No image provided
Bram Tchaikovsky
Girl of My Dreams b/w Sarah Smiles
Nobody really talks about “Skinny Tie” pop anymore. Back in the late-70s there were tons of bands trying to revive the bright, tuneful power-pop of the 60s and early 70s, most of them forgotten, only a couple of bands had one or two hits, one of them was the Knack (of course), and also Bram Tchaikovsky, ex of pub band the Motors…
I’m not saying everything about that kind of sub-genre was good — many groups were just bar-band rock faking adolescence. But there was plenty room for brilliance, the idea of reviving post-Beatles British Invasion-style innocence but occasionally colliding with Punk’s nasty, not-so-innocent irony. Bram’s “Girl of My Dreams” was indicative of this but very tuneful at that.
So onto the single. The flip side “Sarah Smiles” is just Motors-style hard rock probably just stuck there as a throwaway, but “Girl of My Dreams” was definitely the best the late-70s had to offer as far as power-pop goes. Everything about it musically is just what was great about the genre, beautiful AM-radio melodies, harmonies, hooks aplenty. Harks back to older classics by Badfinger, Big Star and the Raspberries to name a few, maybe even a bit of the Beatles in there for good measure.
So on first listen you’d mistakenly think it’s another celebration of love and finding a girl and what have you.
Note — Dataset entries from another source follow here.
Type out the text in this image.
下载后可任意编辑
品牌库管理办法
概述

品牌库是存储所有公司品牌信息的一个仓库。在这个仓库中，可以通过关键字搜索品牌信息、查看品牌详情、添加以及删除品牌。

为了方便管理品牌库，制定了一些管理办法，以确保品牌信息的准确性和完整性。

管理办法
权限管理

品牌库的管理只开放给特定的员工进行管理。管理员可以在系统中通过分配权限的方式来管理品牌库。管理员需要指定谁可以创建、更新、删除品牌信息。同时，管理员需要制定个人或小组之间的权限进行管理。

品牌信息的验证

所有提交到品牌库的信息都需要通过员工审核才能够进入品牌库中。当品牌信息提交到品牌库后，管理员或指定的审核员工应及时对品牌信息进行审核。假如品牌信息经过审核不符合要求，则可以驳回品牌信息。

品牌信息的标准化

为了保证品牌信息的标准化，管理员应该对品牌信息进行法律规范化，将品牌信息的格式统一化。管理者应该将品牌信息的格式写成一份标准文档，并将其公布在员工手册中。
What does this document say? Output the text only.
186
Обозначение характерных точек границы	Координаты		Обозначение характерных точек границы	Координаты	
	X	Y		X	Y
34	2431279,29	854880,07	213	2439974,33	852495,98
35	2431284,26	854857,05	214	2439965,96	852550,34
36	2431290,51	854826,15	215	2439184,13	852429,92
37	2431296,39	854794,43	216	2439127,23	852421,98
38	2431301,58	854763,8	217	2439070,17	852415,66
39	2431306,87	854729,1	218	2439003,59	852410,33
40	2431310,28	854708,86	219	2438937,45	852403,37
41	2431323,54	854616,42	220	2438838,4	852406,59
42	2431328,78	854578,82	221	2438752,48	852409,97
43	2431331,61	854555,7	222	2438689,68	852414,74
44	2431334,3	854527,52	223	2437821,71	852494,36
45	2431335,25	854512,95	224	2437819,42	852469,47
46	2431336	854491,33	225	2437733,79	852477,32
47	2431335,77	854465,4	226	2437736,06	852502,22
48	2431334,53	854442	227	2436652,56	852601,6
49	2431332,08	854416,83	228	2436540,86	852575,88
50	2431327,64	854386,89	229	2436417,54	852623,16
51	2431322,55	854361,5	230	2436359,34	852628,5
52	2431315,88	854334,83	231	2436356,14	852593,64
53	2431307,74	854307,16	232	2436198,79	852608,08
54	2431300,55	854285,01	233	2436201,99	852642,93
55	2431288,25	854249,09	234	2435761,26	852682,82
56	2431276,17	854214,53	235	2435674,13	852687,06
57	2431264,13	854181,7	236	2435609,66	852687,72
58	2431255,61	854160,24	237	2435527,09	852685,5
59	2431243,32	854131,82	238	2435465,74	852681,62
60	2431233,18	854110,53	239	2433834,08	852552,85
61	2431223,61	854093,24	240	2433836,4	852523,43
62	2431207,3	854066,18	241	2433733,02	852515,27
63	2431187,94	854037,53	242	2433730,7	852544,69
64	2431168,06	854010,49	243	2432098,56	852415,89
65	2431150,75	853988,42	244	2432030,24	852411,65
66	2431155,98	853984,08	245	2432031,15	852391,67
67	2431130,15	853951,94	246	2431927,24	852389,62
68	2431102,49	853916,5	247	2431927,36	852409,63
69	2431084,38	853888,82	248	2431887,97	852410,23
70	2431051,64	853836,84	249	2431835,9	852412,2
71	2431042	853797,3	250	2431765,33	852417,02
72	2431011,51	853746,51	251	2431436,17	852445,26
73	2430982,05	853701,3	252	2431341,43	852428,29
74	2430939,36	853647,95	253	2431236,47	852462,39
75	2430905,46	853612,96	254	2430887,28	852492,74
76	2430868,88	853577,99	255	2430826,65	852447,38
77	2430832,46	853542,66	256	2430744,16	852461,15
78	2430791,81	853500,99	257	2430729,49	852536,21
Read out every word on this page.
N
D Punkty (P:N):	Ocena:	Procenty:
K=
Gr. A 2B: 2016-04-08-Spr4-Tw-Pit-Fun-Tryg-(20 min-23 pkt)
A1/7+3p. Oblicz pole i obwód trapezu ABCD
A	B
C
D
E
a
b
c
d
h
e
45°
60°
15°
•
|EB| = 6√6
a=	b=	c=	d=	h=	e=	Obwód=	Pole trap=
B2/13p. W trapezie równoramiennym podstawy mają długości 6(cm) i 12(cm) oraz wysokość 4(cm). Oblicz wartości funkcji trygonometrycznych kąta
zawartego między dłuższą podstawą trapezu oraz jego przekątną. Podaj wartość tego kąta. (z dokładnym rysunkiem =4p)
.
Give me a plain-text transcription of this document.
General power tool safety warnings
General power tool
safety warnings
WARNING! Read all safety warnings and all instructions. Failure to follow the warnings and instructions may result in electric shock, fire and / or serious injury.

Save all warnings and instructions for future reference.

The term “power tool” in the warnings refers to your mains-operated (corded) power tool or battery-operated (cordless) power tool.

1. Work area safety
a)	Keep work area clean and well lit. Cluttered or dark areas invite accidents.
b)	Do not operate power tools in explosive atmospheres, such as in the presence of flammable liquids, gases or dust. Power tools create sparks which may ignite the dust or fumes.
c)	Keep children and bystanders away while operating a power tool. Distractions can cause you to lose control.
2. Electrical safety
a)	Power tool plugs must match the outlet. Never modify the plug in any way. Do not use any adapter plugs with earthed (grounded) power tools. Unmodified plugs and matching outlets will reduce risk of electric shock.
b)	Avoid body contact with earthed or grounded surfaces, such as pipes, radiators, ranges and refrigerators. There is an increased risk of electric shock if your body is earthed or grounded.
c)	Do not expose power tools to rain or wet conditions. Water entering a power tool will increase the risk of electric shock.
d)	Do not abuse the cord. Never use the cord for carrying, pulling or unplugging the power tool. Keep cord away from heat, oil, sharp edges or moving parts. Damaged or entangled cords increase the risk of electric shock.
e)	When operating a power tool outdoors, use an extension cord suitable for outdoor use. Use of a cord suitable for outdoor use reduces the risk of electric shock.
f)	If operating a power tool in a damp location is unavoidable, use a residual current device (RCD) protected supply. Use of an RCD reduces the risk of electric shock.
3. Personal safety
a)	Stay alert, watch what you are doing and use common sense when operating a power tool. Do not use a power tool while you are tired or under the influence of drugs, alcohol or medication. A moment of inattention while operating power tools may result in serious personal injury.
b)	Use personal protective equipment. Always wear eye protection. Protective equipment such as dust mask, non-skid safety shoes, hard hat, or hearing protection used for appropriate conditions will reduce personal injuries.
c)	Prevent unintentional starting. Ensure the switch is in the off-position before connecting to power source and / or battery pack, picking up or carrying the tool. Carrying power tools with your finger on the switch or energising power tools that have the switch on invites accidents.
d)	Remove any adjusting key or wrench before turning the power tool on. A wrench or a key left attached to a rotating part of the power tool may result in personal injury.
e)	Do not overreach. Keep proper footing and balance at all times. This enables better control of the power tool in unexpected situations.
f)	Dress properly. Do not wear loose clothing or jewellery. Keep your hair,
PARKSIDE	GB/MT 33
Until you pay attention to the lyrics to find some late-70s dark nihilism attached — that is, Bram is actually singing about getting a blow-up doll in the mail, making whatever celebration this song is about a bit empty. So it’s a single not only extremely listenable but very much of its cynical, facile time, where post-hippie ‘free-love’ goes awry and sex as well as love becomes commodity.
So this is an essential slab of wax here in spite of how dark it is. The one record that defined the late 70s and so excellently done you can’t ignore it.